The PGA Tour season opens today in the wine country of California. Never mind that we’ve hardly had time to miss the old season. Certainly Jimmy Walker has not. The Open defending champion played a full FedExCup playoffs schedule, then competed with the U.S. Ryder Cup team two weekends ago. Now he’s back in Napa, calling the 2014-15 season a brand new one along with the rest of the field.

Ah, the rest of the field. It’s a collection of hangers-on, major champions, young hopefuls, and tour regulars, all trying to get a jumpstart on those who dare to take the fall schedule off.

So whether or not it feels new, sure enough these guys will try to be good, even if many of them are dog tired.

Newness is an intriguing biblical idea as well, discussed often in the context of today’s well-known verse from Paul’s second letter to the believers in Corinth. But perhaps we should take the notion of “well-known” with a dose of hesitation, because there is some discrepancy in the translation of this passage.

Commentator Richard Hays describes it this way: “The sentence in Greek…lacks both subject and verb; a very literal translation might treat the words ‘new creation’ as an exclamatory interjection: ‘If anyone is in Christ — new creation!’”
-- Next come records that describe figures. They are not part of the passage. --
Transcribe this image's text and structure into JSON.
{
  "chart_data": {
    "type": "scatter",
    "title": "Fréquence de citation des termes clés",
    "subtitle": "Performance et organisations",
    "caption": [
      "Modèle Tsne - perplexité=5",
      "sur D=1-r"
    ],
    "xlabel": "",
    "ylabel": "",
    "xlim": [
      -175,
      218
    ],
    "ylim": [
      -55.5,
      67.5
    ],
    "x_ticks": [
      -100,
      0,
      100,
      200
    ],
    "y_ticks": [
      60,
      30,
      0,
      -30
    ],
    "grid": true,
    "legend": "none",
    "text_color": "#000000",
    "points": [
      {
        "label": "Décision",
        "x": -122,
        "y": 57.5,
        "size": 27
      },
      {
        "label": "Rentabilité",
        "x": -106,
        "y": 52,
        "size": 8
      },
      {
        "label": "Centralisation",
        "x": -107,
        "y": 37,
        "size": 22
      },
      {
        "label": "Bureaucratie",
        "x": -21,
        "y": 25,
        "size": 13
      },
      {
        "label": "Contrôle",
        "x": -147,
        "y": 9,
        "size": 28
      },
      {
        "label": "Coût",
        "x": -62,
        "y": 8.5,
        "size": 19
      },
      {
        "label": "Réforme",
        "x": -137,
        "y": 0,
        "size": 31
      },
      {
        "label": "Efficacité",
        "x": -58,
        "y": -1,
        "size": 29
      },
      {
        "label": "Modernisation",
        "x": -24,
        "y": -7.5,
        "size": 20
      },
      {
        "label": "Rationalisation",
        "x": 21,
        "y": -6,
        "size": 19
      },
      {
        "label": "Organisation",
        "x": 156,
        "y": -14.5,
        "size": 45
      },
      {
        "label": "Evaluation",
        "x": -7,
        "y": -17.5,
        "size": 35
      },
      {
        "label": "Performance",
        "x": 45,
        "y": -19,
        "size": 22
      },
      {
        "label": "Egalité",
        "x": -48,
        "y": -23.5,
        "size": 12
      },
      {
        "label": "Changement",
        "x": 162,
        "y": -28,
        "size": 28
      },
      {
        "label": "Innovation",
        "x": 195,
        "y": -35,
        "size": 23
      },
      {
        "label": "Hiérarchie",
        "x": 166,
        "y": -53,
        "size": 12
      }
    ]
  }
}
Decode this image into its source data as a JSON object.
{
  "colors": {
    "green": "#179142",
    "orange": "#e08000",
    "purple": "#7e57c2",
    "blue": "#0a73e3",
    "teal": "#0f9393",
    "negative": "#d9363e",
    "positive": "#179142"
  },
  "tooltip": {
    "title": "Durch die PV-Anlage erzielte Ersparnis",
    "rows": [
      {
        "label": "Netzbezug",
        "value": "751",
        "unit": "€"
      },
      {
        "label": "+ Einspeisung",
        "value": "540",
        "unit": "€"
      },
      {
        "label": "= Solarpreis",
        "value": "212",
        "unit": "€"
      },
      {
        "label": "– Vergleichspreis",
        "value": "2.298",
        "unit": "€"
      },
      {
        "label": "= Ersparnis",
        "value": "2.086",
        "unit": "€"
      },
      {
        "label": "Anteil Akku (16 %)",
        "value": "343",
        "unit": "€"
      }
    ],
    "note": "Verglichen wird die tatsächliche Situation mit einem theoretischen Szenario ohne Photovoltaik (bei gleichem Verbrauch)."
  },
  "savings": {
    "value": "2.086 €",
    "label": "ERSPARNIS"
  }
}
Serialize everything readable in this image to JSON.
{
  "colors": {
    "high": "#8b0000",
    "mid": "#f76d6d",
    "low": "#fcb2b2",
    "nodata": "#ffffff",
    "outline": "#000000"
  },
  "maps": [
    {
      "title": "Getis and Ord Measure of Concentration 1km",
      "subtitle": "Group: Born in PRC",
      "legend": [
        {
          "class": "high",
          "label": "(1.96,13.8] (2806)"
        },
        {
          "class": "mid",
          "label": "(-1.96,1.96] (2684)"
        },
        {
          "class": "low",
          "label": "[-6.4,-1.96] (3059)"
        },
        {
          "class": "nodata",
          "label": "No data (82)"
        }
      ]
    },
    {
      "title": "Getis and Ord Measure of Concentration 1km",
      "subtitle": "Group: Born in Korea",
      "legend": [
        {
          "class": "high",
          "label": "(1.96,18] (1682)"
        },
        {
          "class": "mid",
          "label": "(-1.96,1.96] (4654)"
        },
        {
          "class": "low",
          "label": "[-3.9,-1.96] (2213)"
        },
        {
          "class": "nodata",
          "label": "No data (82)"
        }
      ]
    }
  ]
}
In the traditional rendering of the verse, as captured in the English Standard Version above, the individual is deemed to be a new creation (or alternatively in some translations, a “new creature”).

What Hays and others are saying about the work of Christ is that it was so pervasive that just one person’s having entered into Christ—something impossible before Christ’s work on the cross and his resurrection—ignites a reconditioning of everything as we know it. Read it this way: “Because we see one flower bloom, we know spring has come. And because we see one person restored in Christ, we know that a new order has begun!”

What makes this view of 2 Corinthians 5:17 so compelling? It means that while I may be thrilled with the work Christ has done in me individually, making me new in him, I am wildly aware that the ramifications of this newness reach far beyond me. What Christ has done for me, he has done for all who receive it. It’s as though everyone on the planet who shares my birthday comes together for a giant birthday party—that would be one amazing celebration!

There’s not just one player who’s eager about teeing it up in Napa today. There’s a whole field ready for new. All are excited together, just as we are when we realize the full nature of what Christ has done in bringing new life to the world.